OpenAI Shows Too Much Money Can Be a Real Thing

On Monday, OpenAI announced $40 billion in new financing, the largest funding round in history, and one that nearly doubled the artificial intelligence company’s valuation to $300 billion. While no other startup can match those eyewatering numbers, they probably shouldn’t be a surprise given just how much capital is flooding into the technology: AI companies raised a record $110 billion in VC funding last year.

That kind of money might seem like a boon for AI innovation. But it may actually become a burden instead. First, by depriving these companies of invaluable market signals. Second, by driving them to appeal to investors instead of customers.

The leading AI companies are extraordinarily unprofitable, even by historical “growth at all costs” standards. OpenAI’s unprecedented ability to raise capital is critical for its continued functioning, as the company reportedly burned $5 billion in 2024. It’s not alone, as the Information reported that its competitor Anthropic burned $5.6 billion that same year. By comparison, the largest-ever loss by Amazon, another startup that initially prioritized growth, was $1.4 billion in 2000, and it became consistently profitable three years later.

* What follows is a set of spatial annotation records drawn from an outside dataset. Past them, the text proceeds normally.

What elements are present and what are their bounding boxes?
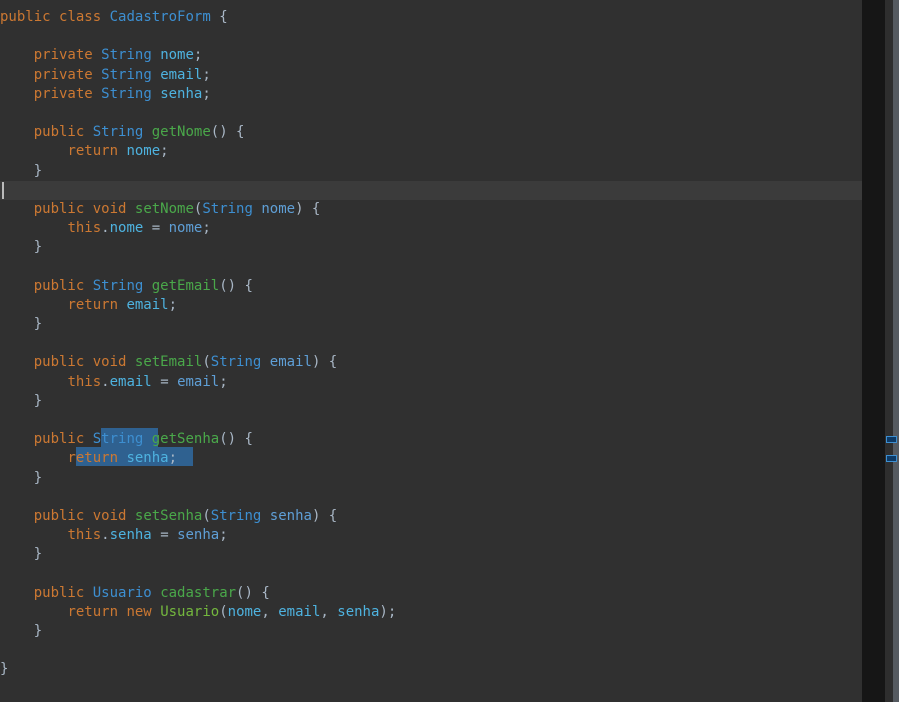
code-line[interactable]: public void setSenha(String senha) { xyxy=(0,507,862,526)
code-line[interactable]: public void setNome(String nome) { xyxy=(0,200,862,219)
code-line[interactable]: public String getNome() { xyxy=(0,123,862,142)
code-line[interactable]: return email; xyxy=(0,296,862,315)
code-line[interactable]: public class CadastroForm { xyxy=(0,8,862,27)
code-line[interactable]: private String nome; xyxy=(0,46,862,65)
code-line[interactable]: public String getSenha() { xyxy=(0,430,862,449)
code-line[interactable]: } xyxy=(0,315,862,334)
code-content[interactable]: public class CadastroForm { private Stri… xyxy=(0,8,862,680)
occurrence-marker-icon[interactable] xyxy=(886,436,897,443)
code-line[interactable]: this.senha = senha; xyxy=(0,526,862,545)
code-line[interactable] xyxy=(0,564,862,583)
code-line[interactable]: public String getEmail() { xyxy=(0,277,862,296)
code-line[interactable]: private String email; xyxy=(0,66,862,85)
occurrence-marker-icon[interactable] xyxy=(886,455,897,462)
code-line[interactable]: return nome; xyxy=(0,142,862,161)
code-line[interactable] xyxy=(0,334,862,353)
code-line[interactable]: } xyxy=(0,545,862,564)
code-line[interactable] xyxy=(0,488,862,507)
code-line[interactable]: return senha; xyxy=(0,449,862,468)
code-line[interactable]: private String senha; xyxy=(0,85,862,104)
code-line[interactable]: this.nome = nome; xyxy=(0,219,862,238)
code-line[interactable]: } xyxy=(0,238,862,257)
code-line[interactable]: } xyxy=(0,660,862,679)
code-line[interactable]: public void setEmail(String email) { xyxy=(0,353,862,372)
code-surface[interactable]: public class CadastroForm { private Stri… xyxy=(0,0,862,702)
code-line[interactable] xyxy=(0,27,862,46)
code-line[interactable]: return new Usuario(nome, email, senha); xyxy=(0,603,862,622)
code-line[interactable] xyxy=(0,411,862,430)
code-line[interactable]: } xyxy=(0,469,862,488)
marker-gutter[interactable] xyxy=(885,0,893,702)
code-line[interactable]: public Usuario cadastrar() { xyxy=(0,584,862,603)
code-line[interactable]: this.email = email; xyxy=(0,373,862,392)
code-line[interactable]: } xyxy=(0,622,862,641)
minimap-strip[interactable] xyxy=(862,0,885,702)
code-line[interactable] xyxy=(0,257,862,276)
code-line[interactable]: } xyxy=(0,392,862,411)
vertical-scrollbar[interactable] xyxy=(893,0,899,702)
code-line[interactable] xyxy=(0,641,862,660)
code-line[interactable] xyxy=(0,104,862,123)
code-editor[interactable]: public class CadastroForm { private Stri… xyxy=(0,0,899,702)
code-line[interactable]: } xyxy=(0,162,862,181)
code-line[interactable] xyxy=(0,181,862,200)
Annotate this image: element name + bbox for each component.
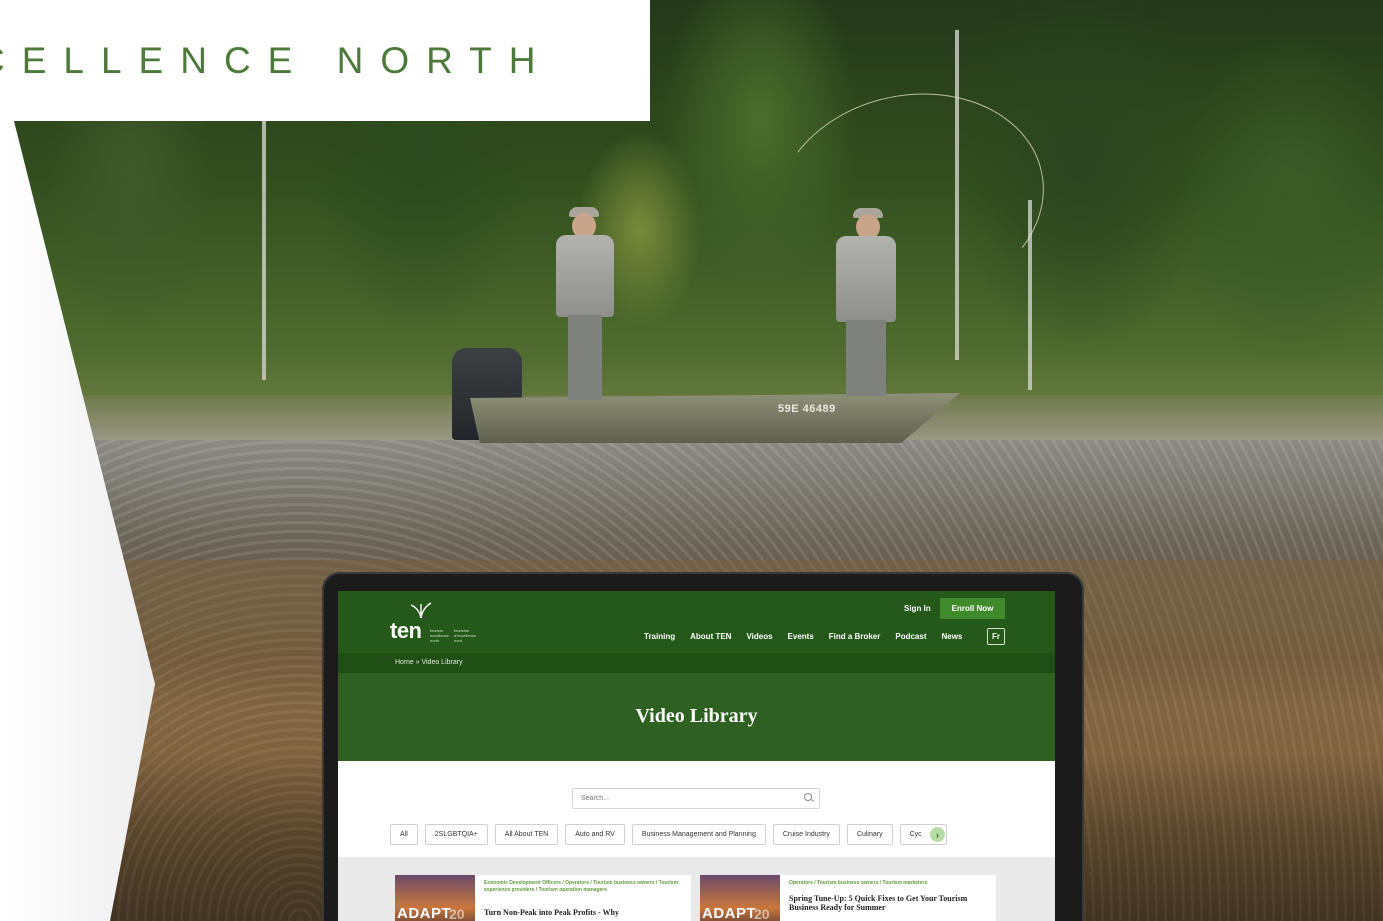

These losses are not just about R&D or capital investment. Most of OpenAI’s users do not pay for the service, and each one costs the company money. An analysis by Ed Zitron, perhaps the industry’s most trenchant critic, found that OpenAI is likely losing money even on paying customers because of how expensive they are to serve (the best version of OpenAI’s o3 model can use more than $1,000 worth of computing power per query).

None of this means that generative AI isn’t useful. I used Perplexity and ChatGPT while researching this column. But it does raise questions about the technology’s extraordinary growth. How many innovations would have seen their uptake skyrocket if they were offered this far below marginal cost? Put another way: How fast would Amazon have grown if it had given away books?

Guessing what customers are willing to pay for isn’t easy. When Steve Jobs predicted that a new product would be as important as the PC and legendary venture capitalist John Doerr said it would be “bigger than the internet” they weren’t describing the iPhone. They were talking about the Segway.